At CoinFLEX, which focuses on the Asian professional retail trader market, traders can place bets with up to 20 times leverage. As noted, OKEx will allow up to 100 times leverage when its USDT Futures Contracts are launched on Nov. 14. In addition, BitMEX offers up to 100x leverage on its derivatives offerings.
Related: Are Trading Vehicles Dragging Crypto Into Maturity?
Leverage is a double-edged sword, though. It can be a hedge against risk, but it can also be a speculative tool, and too much speculation can upset markets. According to Batteh, who is also a former enforcement lawyer, stablecoin futures are arguably more of a speculative tool than hedge:
“To the extent there is uncertainty around the stability of a ‘stablecoin’ then the futures contract can serve a risk management purpose. With 100x leverage, though, it seems to me they are marketing to speculators, not hedgers.”
Lennix Lai, the financial market director at OKEx, rejected the implication that the new stablecoin futures product is inherently speculative or risky. He told Cointelegraph, however, that he would not recommend novice traders engage with such a highly leveraged product, adding that:
“We think a Tether-based product is definitely an easier product to understand than other futures in OKEX which are margined at its underlying [asset]. Btcusd futures mean you have to margin with BTC, for example.”
He also emphasized that 100x is the maximum leverage that a trader can deploy, with 0.01 acting as the minimum accepted amount.
While Kraken Futures’ Schlaefer currently has no particular interest in stablecoin futures trading, he still expects derivatives to power the growth of the crypto markets. Over the past year, futures volumes have been gaining strongly versus spot trading. In late October, Kraken Futures set a record $368 million in trading volume over a single 24-hour period.
Lamb, too, anticipates that the crypto derivatives market will expand dramatically and dwarf — by twentyfold — the Bitcoin spot market by the end of 2020. It’s an evolutionary process, and derivatives will be the drivers of growth, he said.
But this kind of exponential growth is being held back by the lack of physical delivery, according to Lamb. Cash-settled trades, which are employed at the largest exchanges like the Chicago Mercantile Exchange, have eroded trust in the process, particularly in the prevention of index manipulation.

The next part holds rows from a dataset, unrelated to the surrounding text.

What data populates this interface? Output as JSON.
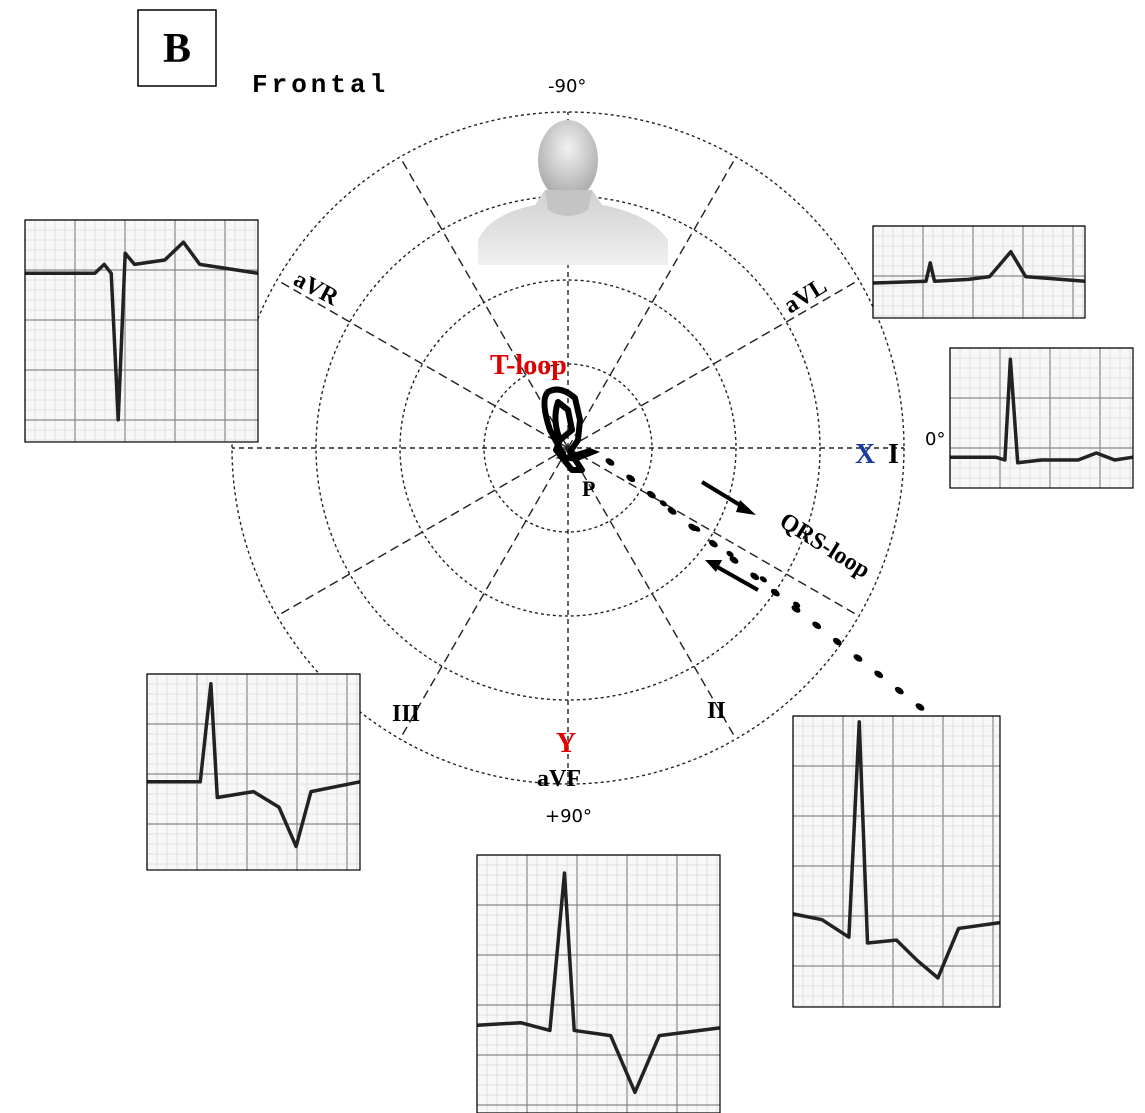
{
  "panel_label": "B",
  "title": "Frontal",
  "angles": {
    "top": "-90°",
    "right": "0°",
    "bottom": "+90°"
  },
  "leads": {
    "avr": "aVR",
    "avl": "aVL",
    "x": "X",
    "i": "I",
    "ii": "II",
    "iii": "III",
    "y": "Y",
    "avf": "aVF"
  },
  "loops": {
    "t_loop": "T-loop",
    "p": "P",
    "qrs_loop": "QRS-loop"
  }
}
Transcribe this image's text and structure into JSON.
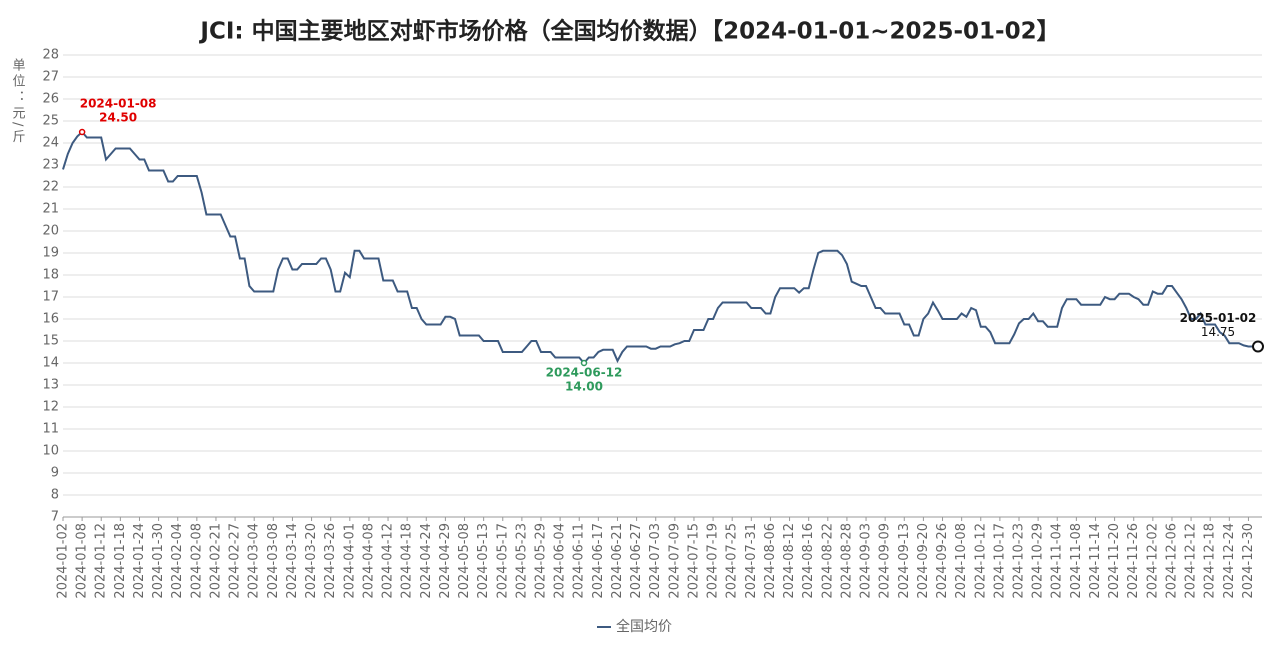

This is because cash-settled futures exchanges use an index for settlements and margin calls. These indexes are constructed by tracking the average or median prices of some major spot exchanges, which are much less liquid than futures products, and that makes these cash-settled exchanges easily manipulable. Lamb added:
“If you place an order that is big enough to move the price of one or more of these spot exchanges, you can make the index price move in your favor and benefit from the highly leveraged futures exchange at a relatively cheap cost.”
But do other exchanges expect to introduce stablecoin derivatives in the near or distant future? Rahwa Berhe, head of digital assets at crypto exchange Bittrex, told Cointelegraph, “As the market matures, so do the needs of our customers and we at Bittrex are listening very closely.” She also added:
“The largest obstacle the industry faces for stablecoin derivatives to become viable is clear regulation and adequate protection for users.”
A necessary stopgap?
Historically, price volatility has been one of the highest barriers inhibiting cryptocurrency acceptance. Futures trading has been seen as one hedge against this volatility. Stablecoins, too, were developed specifically to ensure the stability of a crypto’s price.
In a sense, stablecoin futures seem almost redundant. But given that many crypto exchanges are unregulated and lack access to Western banks, they may be using stablecoins as a proxy for U.S. dollars in settling trades.
As the industry matures, however, and these smaller exchanges grow and become regulated, they may gain access to U.S. dollars. At that point, it should become clear whether stablecoin futures are built to last — or are a short-term stopgap.